L'Amérique latine a une dette publique de 44,8 % du PIB et les Caraïbes de 68,5 %. "C'est trop, même si les pays ont fait des efforts importants ces dernières années pour le réduire", a déclaré M. Bárcena. La conséquence de cet endettement élevé est que les pays doivent payer des taux d'intérêt très élevés pour accéder au financement sur les marchés, jusqu'à 2,6 % du PIB, ce qui est supérieur à ce qui est investi annuellement dans la santé (2,3 % du PIB en moyenne).
La chute des prix des produits primaires, la réduction du commerce international, le coup dur porté au tourisme et la diminution des envois de fonds sont d'autres facteurs de vulnérabilité pour la région. "Le Mexique, l'Uruguay, le Panama et l'Amérique centrale seront les régions les plus touchées par la chute du tourisme", a déclaré M. Bárcena.

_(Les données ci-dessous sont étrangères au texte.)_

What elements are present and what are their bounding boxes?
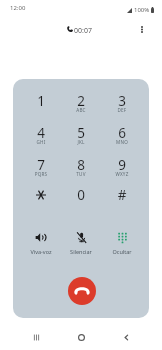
staticText: WXYZ [103, 171, 141, 177]
staticText: MNO [103, 139, 141, 145]
button[interactable]: 2 [62, 86, 100, 116]
button[interactable]: 5 [62, 118, 100, 148]
button[interactable]: More options [131, 17, 153, 41]
button[interactable]: Ocultar [101, 231, 143, 261]
staticText: 3 [103, 92, 141, 110]
staticText: # [103, 186, 141, 204]
staticText: 00:07 [74, 26, 92, 36]
staticText: 9 [103, 156, 141, 174]
staticText: 7 [22, 156, 60, 174]
staticText: ABC [62, 107, 100, 113]
button[interactable]: 4 [22, 118, 60, 148]
staticText: Ocultar [112, 248, 132, 255]
button[interactable]: 3 [103, 86, 141, 116]
button[interactable]: Silenciar [60, 231, 102, 261]
button[interactable]: 9 [103, 150, 141, 180]
staticText: DEF [103, 107, 141, 113]
staticText: 6 [103, 124, 141, 142]
staticText: TUV [62, 171, 100, 177]
button[interactable]: 0 [62, 180, 100, 210]
button[interactable]: # [103, 180, 141, 210]
button[interactable]: 1 [22, 86, 60, 116]
button[interactable]: End call [68, 277, 96, 305]
button[interactable]: Viva-voz [20, 231, 62, 261]
button[interactable]: 8 [62, 150, 100, 180]
staticText: 4 [22, 124, 60, 142]
staticText: Viva-voz [30, 248, 52, 255]
staticText: GHI [22, 139, 60, 145]
button[interactable]: Recent apps [22, 325, 50, 350]
staticText: PQRS [22, 171, 60, 177]
button[interactable]: Home [67, 325, 95, 350]
staticText: Silenciar [70, 248, 92, 255]
staticText: 100% [134, 6, 150, 14]
button[interactable]: Back [112, 325, 140, 350]
staticText: 0 [62, 186, 100, 204]
staticText: 5 [62, 124, 100, 142]
staticText: 2 [62, 92, 100, 110]
staticText: 12:00 [10, 4, 26, 12]
staticText: JKL [62, 139, 100, 145]
staticText: 1 [22, 92, 60, 110]
button[interactable]: 6 [103, 118, 141, 148]
button[interactable]: 7 [22, 150, 60, 180]
button[interactable] [22, 180, 60, 210]
staticText: 8 [62, 156, 100, 174]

La CEPALC estime que la baisse des exportations pourrait atteindre 15 % et que le chômage, actuellement de 8,1 %, s'envolera à 11,5 %. L'agence estime que la crise du coronavirus va entraîner la pauvreté, c'est-à-dire un revenu inférieur à trois dollars par jour, pour 30 millions de personnes.

Le secrétaire exécutif de la CEPALC a expliqué que de nombreux pays d'Amérique latine devront recourir à des financements extérieurs pour faire face à la pandémie de coronavirus. "Les pays vont avoir besoin d'un soutien financier plus important. Une suspension du service de la dette et même une remise de dette seraient souhaitables", a déclaré M. Bárcena, en référence à la remise de dette annoncée par le G20 pour les nations les plus pauvres du monde.
"La crise du coronavirus nous oblige à repenser la mondialisation. Les chaînes de valeur sont devenues très fragmentées et les importations doivent faire des trajets de plus en plus longs entre l'usine et les consommateurs", a expliqué M. Bárcena. Le coronavirus a été concentré dans les pays développés et s'est ensuite propagé au reste du monde, selon le secrétaire général de la CEPALC. "L'arrêt des usines chinoises a provoqué des pénuries dans d'autres parties du monde", a déclaré M. Bárcena.
Le secrétaire exécutif de la CEPALC a déclaré que pendant cette crise, les gouvernements et les banques centrales d'Amérique latine commencent à coopérer davantage pour financer des plans de relance pour les familles et les entreprises. "La coopération est la seule façon d'avancer dans cette situation", a expliqué M. Bárcena.
Le secrétaire exécutif a averti que l'économie mondiale ne reviendra pas à la "normale" après la fin de la pandémie. "Nous devons diversifier les fournisseurs, donner la priorité aux producteurs qui sont proches de nous", a-t-elle déclaré. Bárcena a prédit que la mondialisation ne disparaîtra pas, mais qu'elle changera. "Cette pandémie exige une plus grande intégration régionale qui nous rende moins dépendants des produits manufacturés importés. Si nous parvenons à nous intégrer, nous ne serons pas aussi vulnérables aux crises mondiales", a conclu M. Bárcena.